McDonald’s is expected to achieve a modest profit from its recently introduced $5 meal deal, with profit margins estimated to be between 1% and 5%. This translates to approximately $0.05 to $0.25 earned for each bundle sold, according to restaurant analyst Mark Kalinowski.
Kalinowski indicated that this promotional deal is designed to attract consumers who are feeling the pinch of inflation, encouraging them to enter the restaurant and potentially purchase additional items beyond the $5 offering.
However, the chain’s profitability will be influenced by various factors including ingredient costs, labor, and overhead expenses. Arlene Spiegel, president of the consulting firm Arlene Spiegel & Associates, remarked that the $5 meal deal is “more promotional than profitable.”

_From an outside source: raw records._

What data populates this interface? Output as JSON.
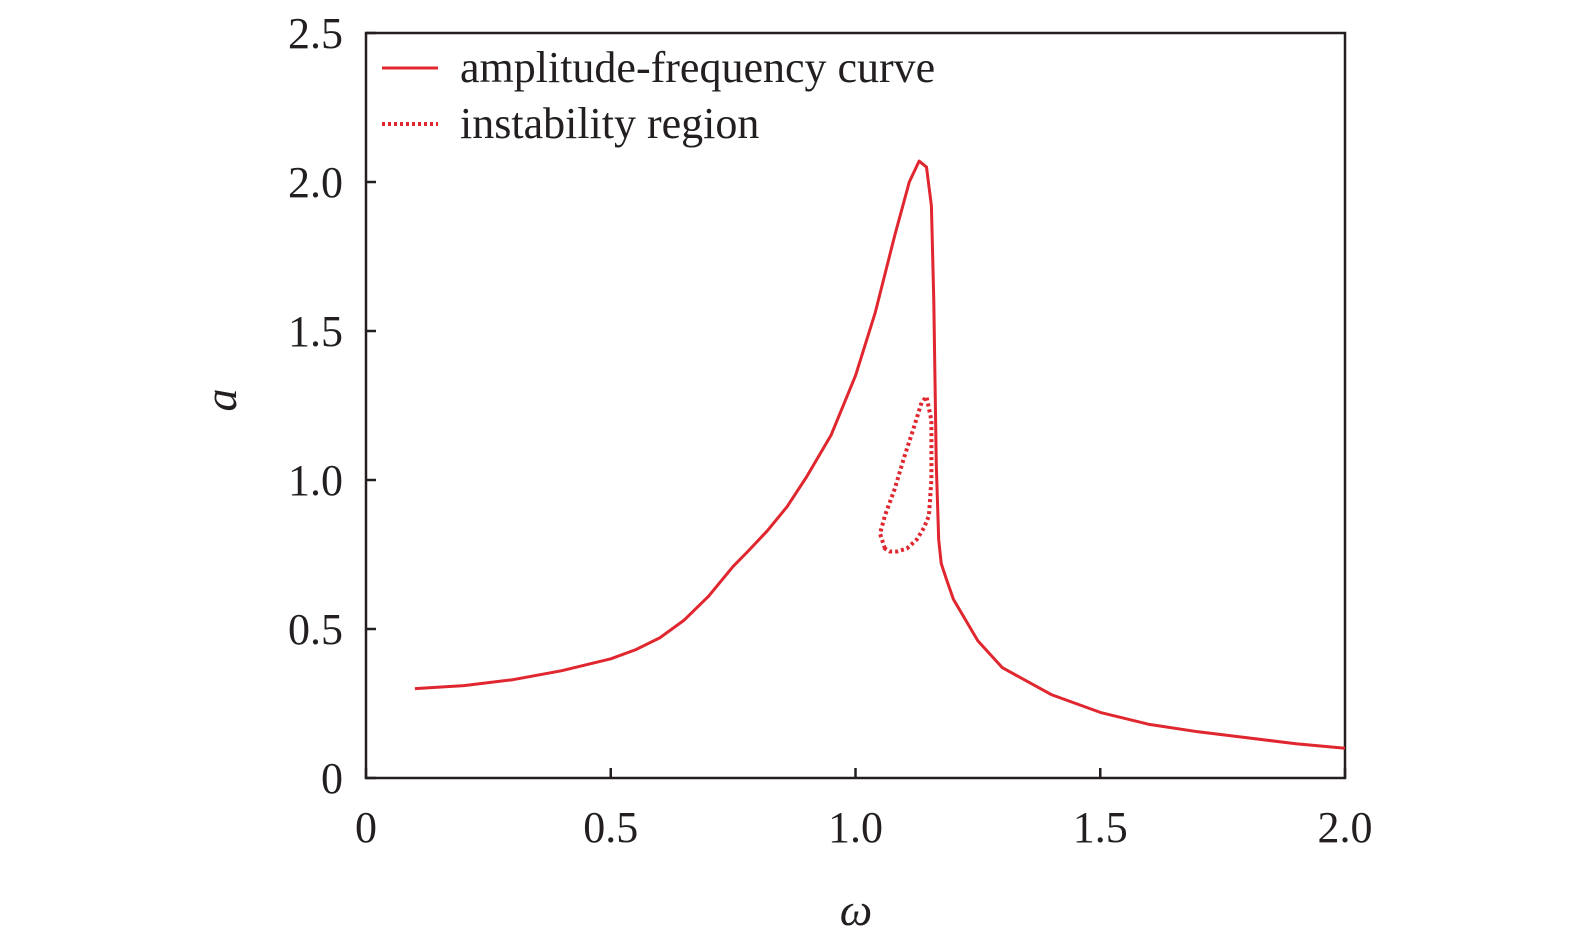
{
  "chart_data": {
    "type": "line",
    "title": "",
    "xlabel": "ω",
    "ylabel": "a",
    "xlim": [
      0,
      2.0
    ],
    "ylim": [
      0,
      2.5
    ],
    "xticks": [
      0,
      0.5,
      1.0,
      1.5,
      2.0
    ],
    "xtick_labels": [
      "0",
      "0.5",
      "1.0",
      "1.5",
      "2.0"
    ],
    "yticks": [
      0,
      0.5,
      1.0,
      1.5,
      2.0,
      2.5
    ],
    "ytick_labels": [
      "0",
      "0.5",
      "1.0",
      "1.5",
      "2.0",
      "2.5"
    ],
    "grid": false,
    "legend_position": "top-left",
    "series": [
      {
        "name": "amplitude-frequency curve",
        "style": "solid",
        "color": "#e0262e",
        "x": [
          0.1,
          0.2,
          0.3,
          0.4,
          0.5,
          0.55,
          0.6,
          0.65,
          0.7,
          0.75,
          0.78,
          0.82,
          0.86,
          0.9,
          0.95,
          1.0,
          1.04,
          1.08,
          1.11,
          1.13,
          1.145,
          1.155,
          1.16,
          1.165,
          1.17,
          1.175,
          1.185,
          1.2,
          1.25,
          1.3,
          1.4,
          1.5,
          1.6,
          1.7,
          1.8,
          1.9,
          2.0
        ],
        "y": [
          0.3,
          0.31,
          0.33,
          0.36,
          0.4,
          0.43,
          0.47,
          0.53,
          0.61,
          0.71,
          0.76,
          0.83,
          0.91,
          1.01,
          1.15,
          1.35,
          1.56,
          1.82,
          2.0,
          2.07,
          2.05,
          1.92,
          1.6,
          1.05,
          0.8,
          0.72,
          0.67,
          0.6,
          0.46,
          0.37,
          0.28,
          0.22,
          0.18,
          0.155,
          0.135,
          0.115,
          0.1
        ]
      },
      {
        "name": "instability region",
        "style": "dotted",
        "color": "#e0262e",
        "closed": true,
        "x": [
          1.06,
          1.05,
          1.06,
          1.08,
          1.1,
          1.12,
          1.135,
          1.145,
          1.155,
          1.155,
          1.15,
          1.14,
          1.125,
          1.105,
          1.085,
          1.07,
          1.06
        ],
        "y": [
          0.77,
          0.82,
          0.88,
          0.97,
          1.08,
          1.18,
          1.26,
          1.28,
          1.2,
          1.0,
          0.88,
          0.84,
          0.8,
          0.77,
          0.76,
          0.76,
          0.77
        ]
      }
    ]
  }
}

She cautioned that even if the deal successfully brings customers back, franchisees may not see significant profits. With approximately 95% of McDonald’s locations being franchise-owned, these owners set their own prices and deal with additional costs like rent, insurance, permits, and taxes.

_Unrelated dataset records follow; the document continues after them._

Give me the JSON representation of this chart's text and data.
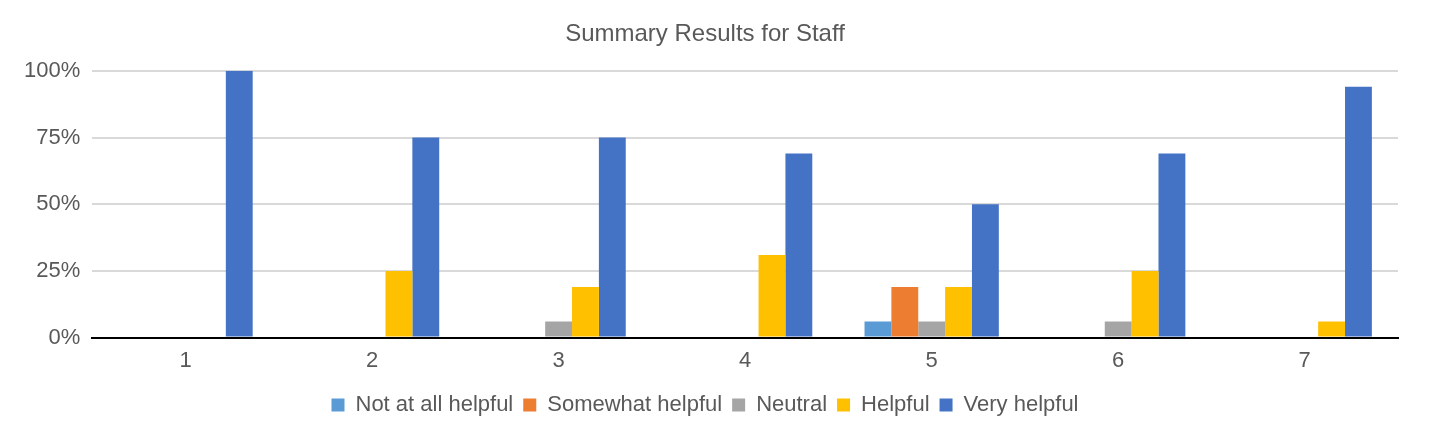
{
  "chart_data": {
    "type": "bar",
    "title": "Summary Results for Staff",
    "categories": [
      "1",
      "2",
      "3",
      "4",
      "5",
      "6",
      "7"
    ],
    "series": [
      {
        "name": "Not at all helpful",
        "color": "#5b9bd5",
        "values": [
          0,
          0,
          0,
          0,
          6,
          0,
          0
        ]
      },
      {
        "name": "Somewhat helpful",
        "color": "#ed7d31",
        "values": [
          0,
          0,
          0,
          0,
          19,
          0,
          0
        ]
      },
      {
        "name": "Neutral",
        "color": "#a5a5a5",
        "values": [
          0,
          0,
          6,
          0,
          6,
          6,
          0
        ]
      },
      {
        "name": "Helpful",
        "color": "#ffc000",
        "values": [
          0,
          25,
          19,
          31,
          19,
          25,
          6
        ]
      },
      {
        "name": "Very helpful",
        "color": "#4472c4",
        "values": [
          100,
          75,
          75,
          69,
          50,
          69,
          94
        ]
      }
    ],
    "ylim": [
      0,
      100
    ],
    "yticks": [
      {
        "value": 0,
        "label": "0%"
      },
      {
        "value": 25,
        "label": "25%"
      },
      {
        "value": 50,
        "label": "50%"
      },
      {
        "value": 75,
        "label": "75%"
      },
      {
        "value": 100,
        "label": "100%"
      }
    ],
    "grid": "y",
    "legend": "bottom"
  }
}
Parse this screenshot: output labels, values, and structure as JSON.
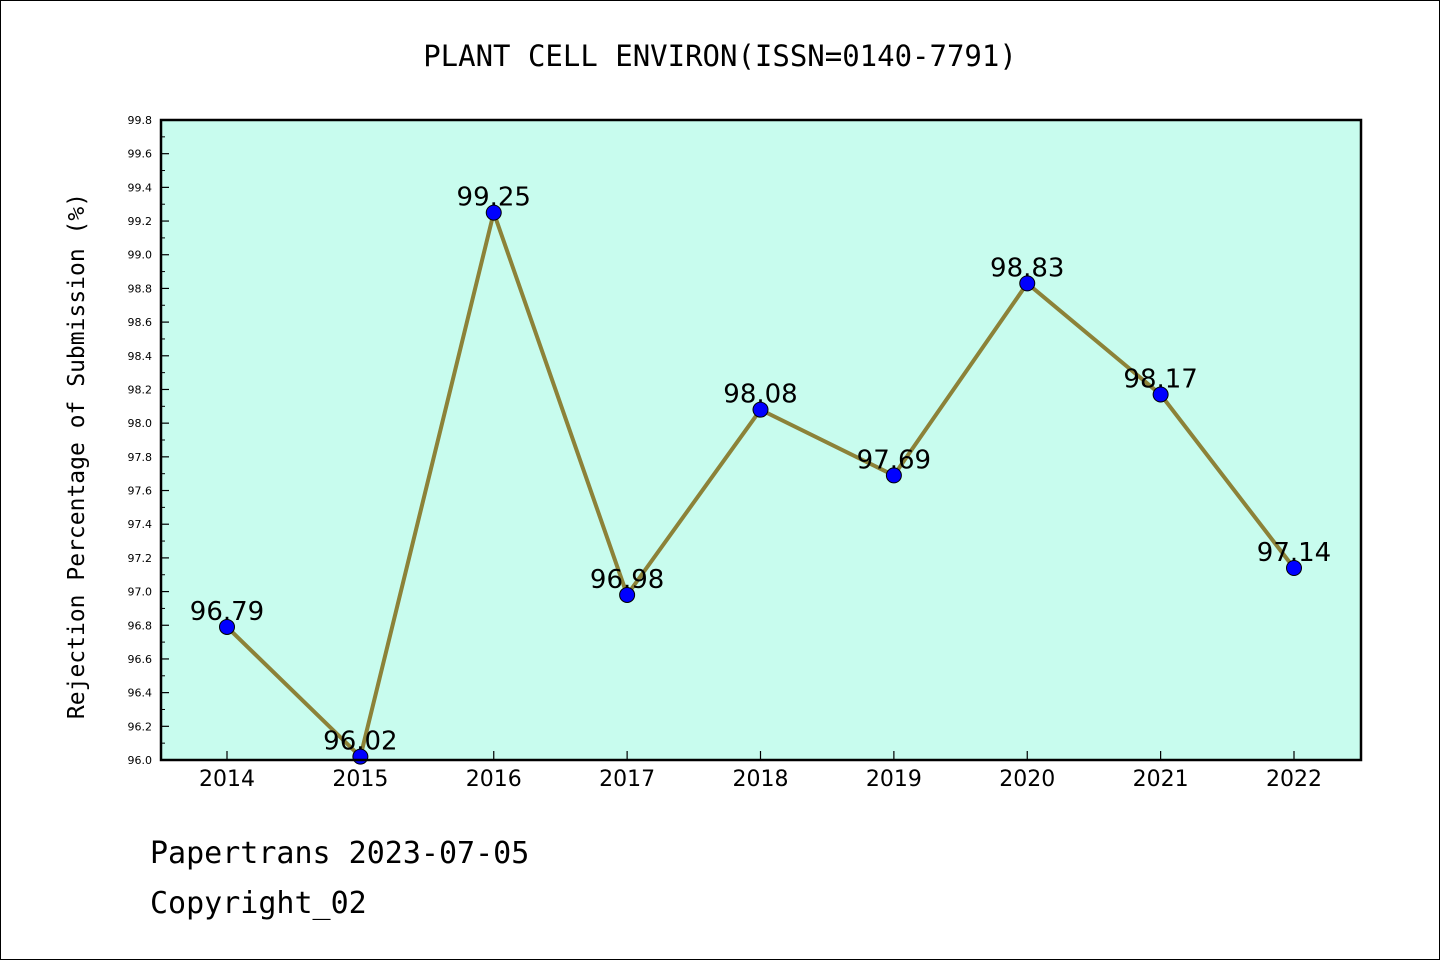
{
  "chart_data": {
    "type": "line",
    "title": "PLANT CELL ENVIRON(ISSN=0140-7791)",
    "xlabel": "",
    "ylabel": "Rejection Percentage of Submission (%)",
    "categories": [
      "2014",
      "2015",
      "2016",
      "2017",
      "2018",
      "2019",
      "2020",
      "2021",
      "2022"
    ],
    "values": [
      96.79,
      96.02,
      99.25,
      96.98,
      98.08,
      97.69,
      98.83,
      98.17,
      97.14
    ],
    "value_labels": [
      "96.79",
      "96.02",
      "99.25",
      "96.98",
      "98.08",
      "97.69",
      "98.83",
      "98.17",
      "97.14"
    ],
    "ylim": [
      96.0,
      99.8
    ],
    "yticks": [
      "96.0",
      "96.2",
      "96.4",
      "96.6",
      "96.8",
      "97.0",
      "97.2",
      "97.4",
      "97.6",
      "97.8",
      "98.0",
      "98.2",
      "98.4",
      "98.6",
      "98.8",
      "99.0",
      "99.2",
      "99.4",
      "99.6",
      "99.8"
    ],
    "grid": false,
    "colors": {
      "plot_background": "#c8fcee",
      "line": "#8c8238",
      "marker": "#0000ff"
    }
  },
  "footer": {
    "source": "Papertrans 2023-07-05",
    "copyright": "Copyright_02"
  }
}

McDonald’s U.S. president Joe Erlinger noted that franchisees often run promotional offers, such as the $5 meal deal, to help offset these overhead costs. Nevertheless, Spiegel described the bundle as more of a “loss leader” aimed at attracting and retaining customers. After accounting for labor, packaging, condiments, delivery fees, and marketing expenses, owners may find that they have eliminated any potential profits on the deal altogether.